Adli tıpta, PCR genellikle mikrosatellitler veya kısa tandem tekrarlar adı verilen, oldukça tekrarlayan bir dizi DNA işaretleyicisini spesifik olarak hedefler. Dünyanın dört bir yanındaki emniyet teşkilatları, şüpheliyi tanımlamak için bu belirteçlerin belirli setlerini kullanıyor. Her kişi, bu belirteçlerin her biri için iki benzersiz alele (genetik varyantlara) sahiptir ve bu aleller, eşleşmeleri tanımlamak için FBI’ın DNA Kombine İndeks Sistemi veritabanına yüklenir.

Kayıp kişilerin akrabalarından alınan DNA, mikrosatellitler (tekrar eden parçalar) açısından analiz edilebiliyor ve bunların alelik profilleri veri tabanının Kayıp Kişilerin Akrabaları dizinine yükleniyor. Kurbanların ve biyolojik akrabalarının bu belirteçler için belli bir alel yüzdesini paylaşmaları bekleniyor. Örneğin, bir çocuk DNA’sının yarısını her bir ebeveynden aldığından, ebeveynler ve çocuklar alellerinin %50’sini paylaşırlar.

Bozulmuş DNA’nın zorluğu

Adli bağlamlarda, ölüm ile DNA örneklemesi arasındaki süre genellikle DNA’nın hem nicelik hem de nitelik açısından oldukça iyi durumda olmasını sağlayacak kadar kısadır. Ancak bir felaketin ardından işler değişir. Zaman ve unsurlar bunun bedelini öder.

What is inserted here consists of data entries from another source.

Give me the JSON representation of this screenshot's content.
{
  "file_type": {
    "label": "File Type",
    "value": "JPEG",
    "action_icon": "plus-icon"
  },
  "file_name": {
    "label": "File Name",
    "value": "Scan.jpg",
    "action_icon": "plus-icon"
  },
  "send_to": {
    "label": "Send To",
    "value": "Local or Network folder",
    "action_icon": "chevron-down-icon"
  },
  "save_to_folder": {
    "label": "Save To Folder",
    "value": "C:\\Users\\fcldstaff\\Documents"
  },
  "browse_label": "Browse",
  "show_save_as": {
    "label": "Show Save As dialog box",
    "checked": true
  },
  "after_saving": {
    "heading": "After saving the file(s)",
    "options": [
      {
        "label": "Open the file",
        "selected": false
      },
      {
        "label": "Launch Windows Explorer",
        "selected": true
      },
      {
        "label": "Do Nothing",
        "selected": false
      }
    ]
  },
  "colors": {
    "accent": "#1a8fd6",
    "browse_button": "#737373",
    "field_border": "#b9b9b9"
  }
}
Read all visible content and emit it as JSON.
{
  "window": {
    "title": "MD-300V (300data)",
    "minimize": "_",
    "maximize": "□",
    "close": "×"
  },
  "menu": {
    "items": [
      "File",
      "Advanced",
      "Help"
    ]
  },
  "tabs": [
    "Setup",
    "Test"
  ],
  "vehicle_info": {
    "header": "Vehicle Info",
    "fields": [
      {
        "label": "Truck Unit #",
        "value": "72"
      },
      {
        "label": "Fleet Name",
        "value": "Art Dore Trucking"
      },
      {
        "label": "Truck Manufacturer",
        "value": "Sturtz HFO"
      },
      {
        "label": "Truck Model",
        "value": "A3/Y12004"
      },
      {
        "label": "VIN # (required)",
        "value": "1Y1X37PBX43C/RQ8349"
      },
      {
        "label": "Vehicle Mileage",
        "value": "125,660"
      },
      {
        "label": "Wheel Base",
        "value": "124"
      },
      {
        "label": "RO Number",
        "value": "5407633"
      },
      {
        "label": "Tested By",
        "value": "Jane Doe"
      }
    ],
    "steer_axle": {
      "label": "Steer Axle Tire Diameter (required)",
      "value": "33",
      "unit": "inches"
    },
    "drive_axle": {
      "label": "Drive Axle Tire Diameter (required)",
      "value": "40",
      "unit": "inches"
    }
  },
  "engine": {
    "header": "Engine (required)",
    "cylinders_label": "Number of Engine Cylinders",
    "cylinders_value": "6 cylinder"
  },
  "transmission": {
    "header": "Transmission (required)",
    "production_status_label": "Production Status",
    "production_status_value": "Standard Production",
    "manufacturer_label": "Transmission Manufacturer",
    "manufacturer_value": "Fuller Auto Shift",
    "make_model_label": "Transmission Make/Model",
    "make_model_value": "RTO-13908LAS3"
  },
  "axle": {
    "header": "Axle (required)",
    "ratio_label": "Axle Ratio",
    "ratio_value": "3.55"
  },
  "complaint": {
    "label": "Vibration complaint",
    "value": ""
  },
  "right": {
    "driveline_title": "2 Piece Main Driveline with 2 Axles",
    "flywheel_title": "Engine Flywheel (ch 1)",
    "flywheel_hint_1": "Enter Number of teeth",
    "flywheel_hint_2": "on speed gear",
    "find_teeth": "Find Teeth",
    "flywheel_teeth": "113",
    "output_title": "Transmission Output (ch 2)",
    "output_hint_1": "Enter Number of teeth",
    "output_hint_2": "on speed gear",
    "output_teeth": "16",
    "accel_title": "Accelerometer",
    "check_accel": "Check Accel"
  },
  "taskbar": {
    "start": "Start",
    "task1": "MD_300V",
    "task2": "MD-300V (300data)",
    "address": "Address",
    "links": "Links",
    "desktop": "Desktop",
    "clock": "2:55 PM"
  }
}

Öncelikle, ölümden sonra çürüme süreci, DNA’yı parçalayabilen veya ona zarar verebilen enzimlerin salınmasına neden olur. Çevre de bir rol oynuyor: DNA sıcak, nemli ve asidik ortamlarda daha hızlı ayrışıyor; ve daha serin, daha kuru ortamlarda, özellikle de daha nötr veya hafif bazik bir pH’a sahiplerse, daha yavaştır.

Ayrıca, DNA’nın korunması, kurtarılan farklı dokular, kemikler ve dişler arasında önemli ölçüde farklılık gösterebilir. Örneğin, 2001 Dünya Ticaret Merkezi saldırılarının kurbanlarının DNA tespiti, ayak ve bacaklardan alınan kemikler kullanıldığında, kafa ve gövdeden alınan kemiklere kıyasla daha başarılıydı.

DNA hasarı birçok şekilde olabilir. DNA’daki çentikler ve kırılmalar analiz etmeyi zorlaştırıyor. DNA’nın kimyasal modifikasyonu orijinal diziyi değiştirebilir veya okunamaz hale getirebilir. Buna DNA’nın yapı taşlarındaki (nükleotidler) değişiklikler de dahildir. Örneğin suya maruz kalma, nükleotid sitozini değiştiren ve analiz edildiğinde nükleotid timin gibi görünen deaminasyon adı verilen kimyasal bir reaksiyona neden olabilir. Diğer kimyasallara veya ultraviyole ışığa maruz kalmak, esas olarak DNA’yı “bağlayan” ve diziyi okumayı imkansız hale getiren “düğümler” oluşturan çapraz bağlanmaya neden olabilir.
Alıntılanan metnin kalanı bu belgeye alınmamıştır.